PLEASE READ CAREFULLY THE COMPLETE INSTRUCTIONS!
- Before you start you must buy all the ingredients of your plan to avoid missing items that could lead you to fall into temptation.You can only eat what is detailed in your plan.
- Your plan contemplates the calories and macronutrients that you should eat in the day according to your goal, distributed in 5 daily meals.
- Each of your meals is detailed in grams so you must weigh each food item to complete the values of the plan that we developed for you. For the above you will need a kitchen scale.
- The column of grams is the exact amount you should eatof every food item. It is very important to respect it for which you must weigh the food until you get used to the measures.Food should be weighed cooked.
- Food items are not optional. You must eat them allbecause the combination of them in each meal is designed to achieve your goals
- If you really feel that the portions of a meal are too large for you, you can decrease the portions proportionally without eliminating any food item.
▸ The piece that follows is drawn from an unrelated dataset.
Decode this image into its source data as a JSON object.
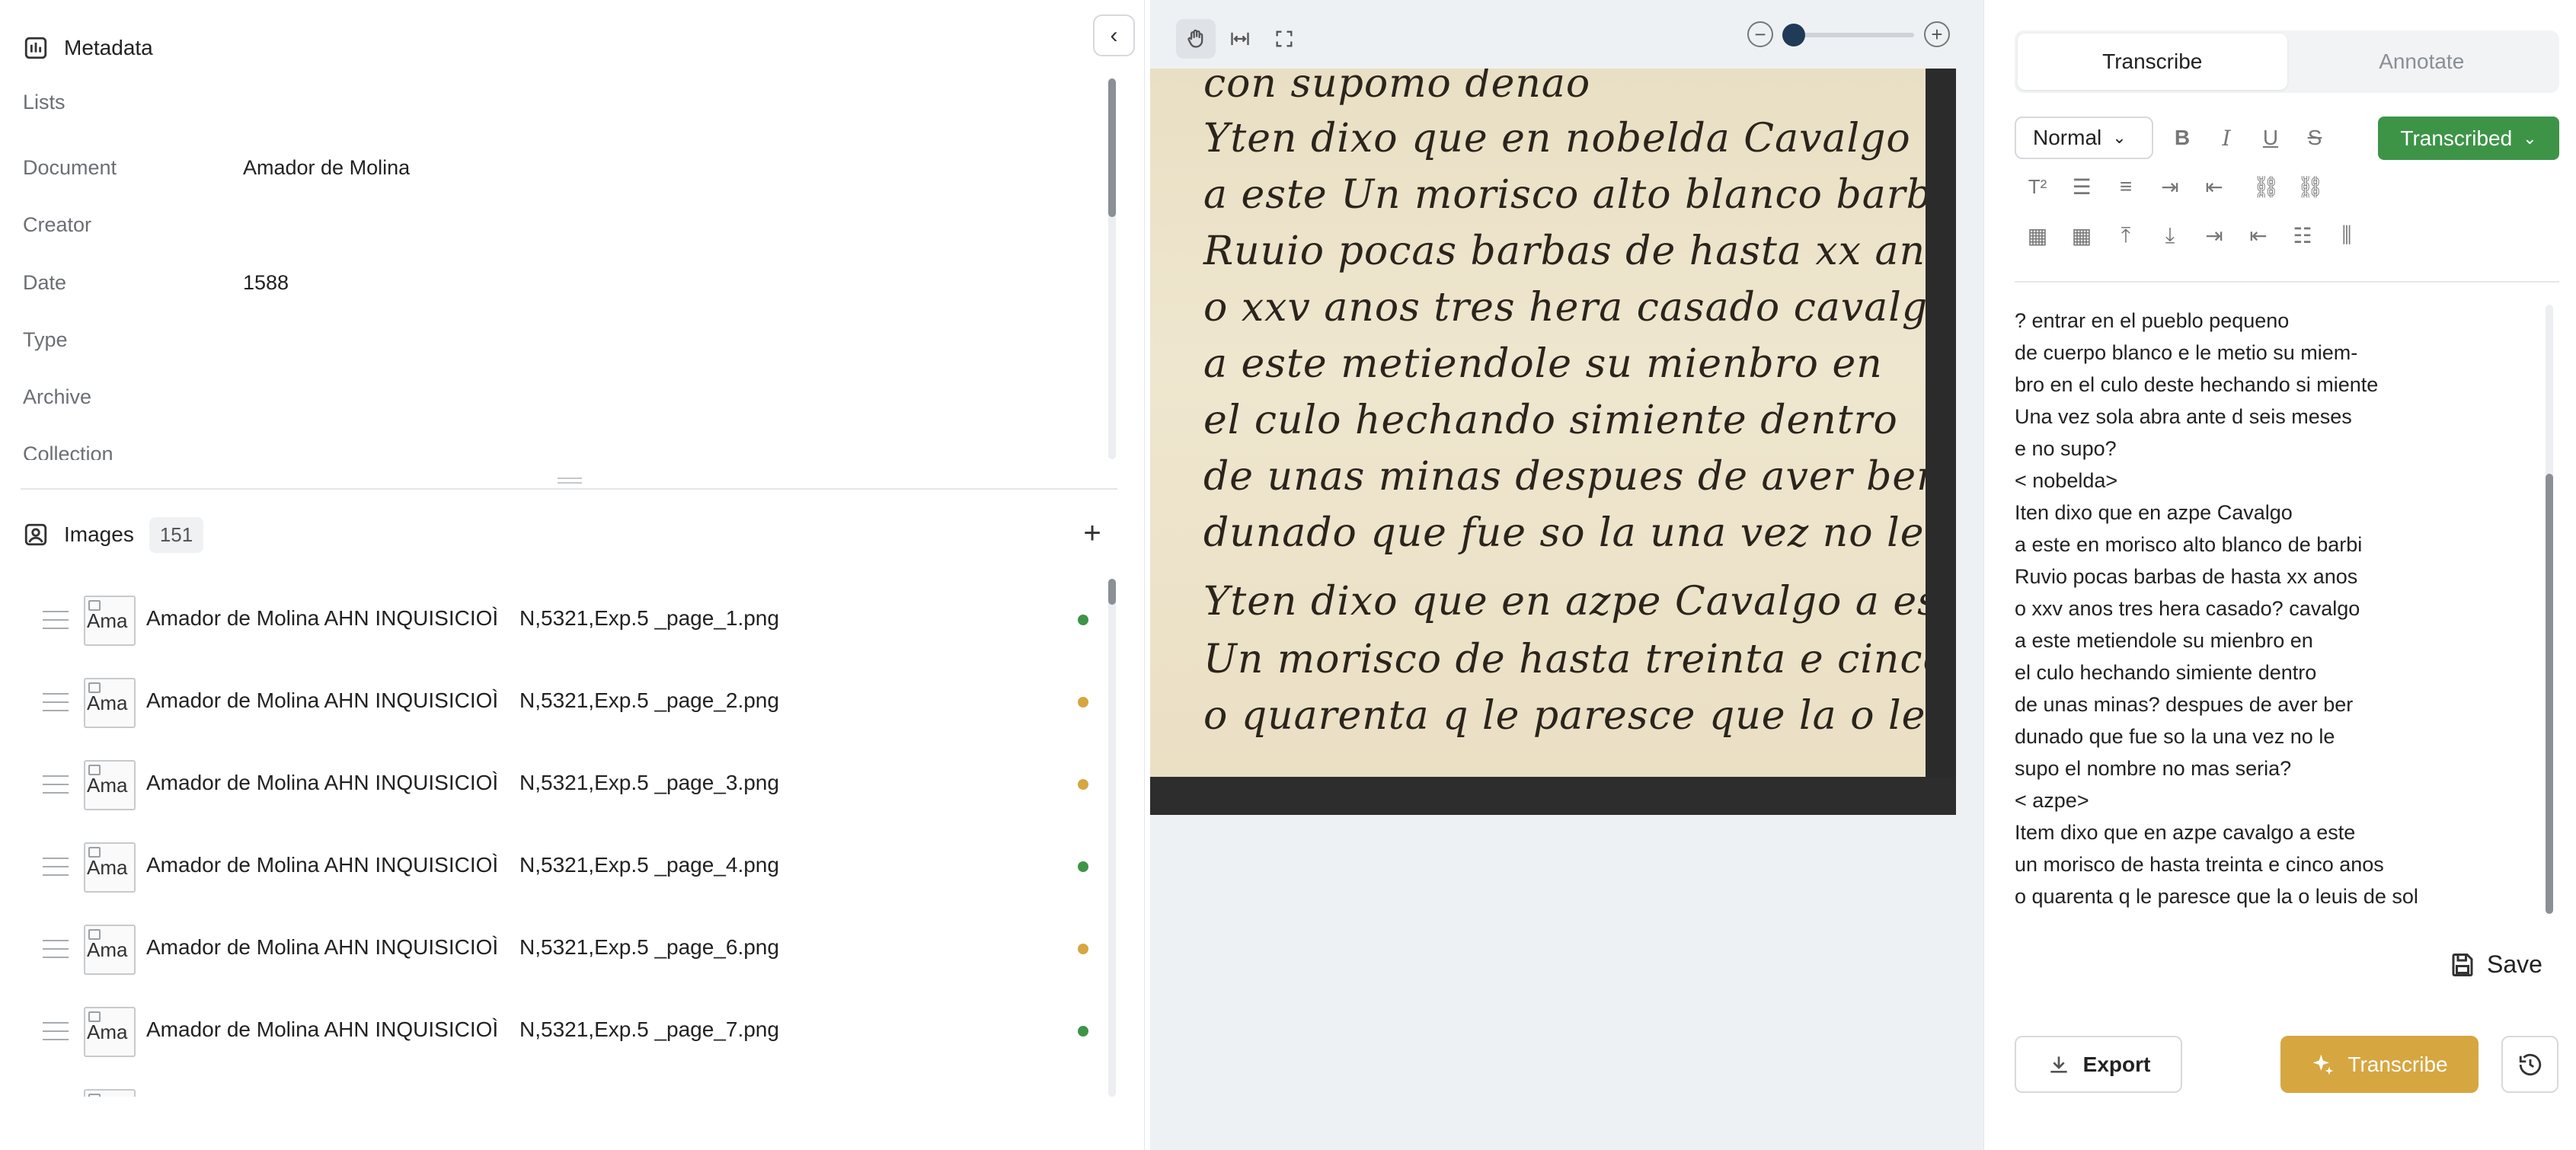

- Any questions or changes you want to make or any doubts you may have, please contact us through the CONTACT COACH section of your account. ALWAYS ASK before making decisions that may affect the final result.
- Never skip meals. They are 5: breakfast, snack, lunch, snack and dinner, according to your plan.
- Do not leave more than 4 hours between meals and your last meal should be ideally 2 hours before going to sleep.
- Respect food portions.
- Avoid consumption of processed or canned foods.
- Avoid consumption of refined sugar, honey, syrups and alcohol.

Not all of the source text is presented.